The foundation, which was granted tax exemption by a Cabinet decision, comprises academics, bureaucrats, and business professionals as its founders. Its headquarters are located in Kayseri, with branches in Ankara and Istanbul. The foundation currently has 65 founding members and 258 honorary members. Nuh Naci Yazgan University was established in 2009 by the Kayseri Higher Education and Assistance Foundation.

The university was named after Nuh Naci Yazgan, a prominent businessman known for his contributions to Turkey's industrial development. In 1927, he, along with fellow entrepreneurs Mustafa Özgür, Nuri Has, and Seyit Tekin, purchased and operated Millî Mensucat, one of the country's oldest factories, from the Treasury. Established as the seventh textile factory in Turkey and the first in Adana, Millî Mensucat holds a significant place in the nation's industrial history.

== Departments ==

=== Faculties and departments ===
NNYU has 15 academic departments, most of which are organised into 7 faculties.

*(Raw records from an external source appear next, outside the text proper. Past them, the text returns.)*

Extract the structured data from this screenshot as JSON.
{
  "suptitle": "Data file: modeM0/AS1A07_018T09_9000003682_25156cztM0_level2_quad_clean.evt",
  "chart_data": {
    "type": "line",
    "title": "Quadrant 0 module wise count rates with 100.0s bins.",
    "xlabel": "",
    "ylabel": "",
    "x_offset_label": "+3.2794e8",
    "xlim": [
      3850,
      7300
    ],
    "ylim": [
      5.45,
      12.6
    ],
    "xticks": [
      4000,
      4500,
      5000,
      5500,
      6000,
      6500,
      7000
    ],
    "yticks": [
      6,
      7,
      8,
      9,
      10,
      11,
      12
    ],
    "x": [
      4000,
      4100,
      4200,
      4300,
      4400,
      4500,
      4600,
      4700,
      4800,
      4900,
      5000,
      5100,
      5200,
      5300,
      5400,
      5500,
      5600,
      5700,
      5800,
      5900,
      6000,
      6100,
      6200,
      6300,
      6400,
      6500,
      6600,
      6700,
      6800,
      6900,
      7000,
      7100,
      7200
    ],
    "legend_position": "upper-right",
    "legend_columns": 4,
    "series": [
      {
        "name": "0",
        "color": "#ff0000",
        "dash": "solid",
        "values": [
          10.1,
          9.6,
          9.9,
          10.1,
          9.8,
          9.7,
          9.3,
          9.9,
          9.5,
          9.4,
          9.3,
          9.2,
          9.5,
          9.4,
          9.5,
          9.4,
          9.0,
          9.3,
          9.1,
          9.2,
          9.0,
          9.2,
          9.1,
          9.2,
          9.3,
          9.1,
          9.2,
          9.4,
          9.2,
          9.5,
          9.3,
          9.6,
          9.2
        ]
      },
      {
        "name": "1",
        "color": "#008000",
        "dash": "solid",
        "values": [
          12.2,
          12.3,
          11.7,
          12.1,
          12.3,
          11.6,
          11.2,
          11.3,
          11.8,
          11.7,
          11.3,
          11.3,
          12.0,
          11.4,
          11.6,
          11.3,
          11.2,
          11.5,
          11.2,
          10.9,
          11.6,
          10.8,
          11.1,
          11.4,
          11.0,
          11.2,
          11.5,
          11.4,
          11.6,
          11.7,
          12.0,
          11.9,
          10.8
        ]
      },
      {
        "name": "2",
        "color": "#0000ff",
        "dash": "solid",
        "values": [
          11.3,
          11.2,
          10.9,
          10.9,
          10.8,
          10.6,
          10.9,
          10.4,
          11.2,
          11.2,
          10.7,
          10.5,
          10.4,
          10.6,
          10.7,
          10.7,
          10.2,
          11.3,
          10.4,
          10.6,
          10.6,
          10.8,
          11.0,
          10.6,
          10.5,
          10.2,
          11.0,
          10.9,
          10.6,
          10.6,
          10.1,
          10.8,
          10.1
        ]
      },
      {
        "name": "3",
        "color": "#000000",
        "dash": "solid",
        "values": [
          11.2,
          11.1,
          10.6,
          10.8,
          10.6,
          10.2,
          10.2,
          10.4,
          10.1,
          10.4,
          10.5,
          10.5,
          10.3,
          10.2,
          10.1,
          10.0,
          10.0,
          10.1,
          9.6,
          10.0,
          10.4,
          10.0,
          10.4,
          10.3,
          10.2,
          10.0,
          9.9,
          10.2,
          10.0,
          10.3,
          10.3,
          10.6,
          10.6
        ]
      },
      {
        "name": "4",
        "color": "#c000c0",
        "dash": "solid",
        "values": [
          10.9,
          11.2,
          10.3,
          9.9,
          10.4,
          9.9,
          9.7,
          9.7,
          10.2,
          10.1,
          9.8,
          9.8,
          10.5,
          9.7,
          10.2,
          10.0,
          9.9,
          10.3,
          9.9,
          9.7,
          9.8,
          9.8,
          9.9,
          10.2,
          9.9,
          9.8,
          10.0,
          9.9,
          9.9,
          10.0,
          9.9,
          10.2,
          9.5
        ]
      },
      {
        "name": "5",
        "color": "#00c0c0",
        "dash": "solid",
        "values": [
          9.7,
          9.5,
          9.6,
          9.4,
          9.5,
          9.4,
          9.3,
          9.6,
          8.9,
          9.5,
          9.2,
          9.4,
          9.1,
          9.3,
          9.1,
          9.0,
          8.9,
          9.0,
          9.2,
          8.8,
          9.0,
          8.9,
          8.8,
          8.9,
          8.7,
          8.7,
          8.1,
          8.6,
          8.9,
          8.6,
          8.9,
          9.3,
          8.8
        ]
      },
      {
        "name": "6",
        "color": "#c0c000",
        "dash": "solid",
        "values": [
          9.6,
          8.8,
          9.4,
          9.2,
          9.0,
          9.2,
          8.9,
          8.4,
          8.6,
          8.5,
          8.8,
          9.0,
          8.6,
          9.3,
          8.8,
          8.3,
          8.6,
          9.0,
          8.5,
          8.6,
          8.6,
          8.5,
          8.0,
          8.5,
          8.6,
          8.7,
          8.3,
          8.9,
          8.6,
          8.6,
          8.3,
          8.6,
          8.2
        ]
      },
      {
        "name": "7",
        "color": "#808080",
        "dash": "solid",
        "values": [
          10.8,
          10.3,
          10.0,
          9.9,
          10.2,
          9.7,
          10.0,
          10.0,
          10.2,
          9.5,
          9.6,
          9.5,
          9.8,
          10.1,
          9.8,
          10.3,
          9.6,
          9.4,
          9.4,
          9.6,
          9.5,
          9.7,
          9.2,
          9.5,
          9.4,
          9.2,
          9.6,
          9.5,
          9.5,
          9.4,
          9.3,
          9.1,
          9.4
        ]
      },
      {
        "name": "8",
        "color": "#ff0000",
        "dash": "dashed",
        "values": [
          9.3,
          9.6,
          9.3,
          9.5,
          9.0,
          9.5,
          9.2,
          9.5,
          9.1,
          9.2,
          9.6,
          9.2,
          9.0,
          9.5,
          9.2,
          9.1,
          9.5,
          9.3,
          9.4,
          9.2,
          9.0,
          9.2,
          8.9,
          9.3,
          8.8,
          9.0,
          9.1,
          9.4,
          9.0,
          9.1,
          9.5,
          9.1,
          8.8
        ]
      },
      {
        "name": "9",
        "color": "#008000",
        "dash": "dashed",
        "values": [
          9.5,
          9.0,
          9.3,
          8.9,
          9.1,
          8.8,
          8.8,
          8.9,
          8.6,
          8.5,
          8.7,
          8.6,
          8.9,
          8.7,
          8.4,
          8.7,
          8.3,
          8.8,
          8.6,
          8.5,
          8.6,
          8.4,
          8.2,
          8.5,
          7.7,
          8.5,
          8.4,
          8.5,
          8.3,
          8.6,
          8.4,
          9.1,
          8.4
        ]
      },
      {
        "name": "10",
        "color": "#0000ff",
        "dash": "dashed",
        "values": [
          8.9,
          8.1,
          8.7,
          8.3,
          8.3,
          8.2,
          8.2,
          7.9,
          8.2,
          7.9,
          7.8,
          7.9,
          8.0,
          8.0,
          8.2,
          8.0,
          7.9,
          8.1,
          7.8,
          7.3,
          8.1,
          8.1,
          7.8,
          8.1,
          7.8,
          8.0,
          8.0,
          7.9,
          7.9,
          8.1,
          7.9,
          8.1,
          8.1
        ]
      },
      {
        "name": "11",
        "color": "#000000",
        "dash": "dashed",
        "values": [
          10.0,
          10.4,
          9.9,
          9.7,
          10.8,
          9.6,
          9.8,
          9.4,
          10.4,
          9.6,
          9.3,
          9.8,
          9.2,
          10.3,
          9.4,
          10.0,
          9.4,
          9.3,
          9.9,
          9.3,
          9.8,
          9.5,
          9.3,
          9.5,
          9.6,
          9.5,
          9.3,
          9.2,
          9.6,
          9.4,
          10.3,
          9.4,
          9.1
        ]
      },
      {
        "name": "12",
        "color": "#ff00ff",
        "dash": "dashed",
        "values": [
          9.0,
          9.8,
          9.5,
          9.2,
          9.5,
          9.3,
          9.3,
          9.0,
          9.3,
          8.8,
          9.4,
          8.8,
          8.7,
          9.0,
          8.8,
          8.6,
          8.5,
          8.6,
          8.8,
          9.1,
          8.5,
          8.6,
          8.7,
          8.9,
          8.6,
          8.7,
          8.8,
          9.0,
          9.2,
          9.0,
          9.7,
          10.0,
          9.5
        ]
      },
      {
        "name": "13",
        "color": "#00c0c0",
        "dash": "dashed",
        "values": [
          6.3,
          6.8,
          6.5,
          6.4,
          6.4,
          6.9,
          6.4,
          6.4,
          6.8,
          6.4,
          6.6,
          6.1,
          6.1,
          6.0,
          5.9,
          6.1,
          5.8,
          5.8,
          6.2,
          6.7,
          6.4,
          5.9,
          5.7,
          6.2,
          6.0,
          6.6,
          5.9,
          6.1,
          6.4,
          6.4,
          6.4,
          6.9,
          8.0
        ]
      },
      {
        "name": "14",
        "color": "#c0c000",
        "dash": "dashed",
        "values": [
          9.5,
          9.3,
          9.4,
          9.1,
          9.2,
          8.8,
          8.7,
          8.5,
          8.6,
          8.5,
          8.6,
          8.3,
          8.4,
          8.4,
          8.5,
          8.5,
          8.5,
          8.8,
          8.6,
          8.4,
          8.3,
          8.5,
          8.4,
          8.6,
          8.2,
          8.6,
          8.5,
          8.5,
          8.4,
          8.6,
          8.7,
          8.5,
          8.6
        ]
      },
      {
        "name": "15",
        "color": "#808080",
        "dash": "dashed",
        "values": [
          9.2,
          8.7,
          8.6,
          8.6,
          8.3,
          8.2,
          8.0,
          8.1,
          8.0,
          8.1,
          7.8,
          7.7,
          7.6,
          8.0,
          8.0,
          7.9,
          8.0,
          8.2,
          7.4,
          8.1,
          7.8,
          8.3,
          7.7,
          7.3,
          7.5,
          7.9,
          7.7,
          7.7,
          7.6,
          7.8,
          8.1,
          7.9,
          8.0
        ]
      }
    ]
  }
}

- Faculty of Health Sciences: Nutrition and Dietetics, Nursing, Physiotherapy and Rehabilitation
- Faculty of Engineering: Electrical and Electronics Engineering, Civil Engineering, Industrial Engineering
- Faculty of Administrative Sciences: Business Administration, Economics, Political Science and Public Administration
- Faculty of Architecture: Architecture, Interior Architecture and Environmental Design
- Faculty of Arts & Sciences: Psychology
- Faculty of Law
- Faculty of Dental Medicine

=== Graduate Schools ===

- Institute of Natural Sciences: OHS, Electrical and Electronics Engineering, Civil Engineering, Industrial Engineering
- Institute of Social Sciences: Master of Business Administration, Economics
- Institute of Health Sciences: Nutrition and Dietetics, Physiotherapy and Rehabilitation

== International collaborations ==
NNY has established Erasmus Programme agreements with a wide range of international institutions. These include West University of Timișoara in Romania, Powiślański College of Kwidzyn in Poland, University of Pécs in Hungary, Medical University Pleven in Bulgaria, and Radom Academy of Economics in Poland. Other notable agreements are with Aristotle University of Thessaloniki in Greece, Angel Kanchev University of Ruse in Bulgaria, Danubius University of Galați in Romania, and University of Defence in Brno in the Czech Republic. Additionally, NNY has partnerships with Fontys University of Applied Sciences in the Netherlands, University of Warmia and Mazury in Olsztyn in Poland, BKF University of Applied Sciences in Budapest in Hungary, and University of Gdańsk in Poland. The university also collaborates with University of Foggia in Italy, Ovidius University of Constanța in Romania, Medical University in Sofia in Bulgaria, Tallinna Tervishoiu Kõrgkool in Estonia, and State University of Tetova in Macedonia. Furthermore, NNY has agreements with Università Degli Studi Della Campania Luigi Vanvitelli in Naples in Italy, Universitatea Politehnica din București and Transilvania University of Brașov in Romania.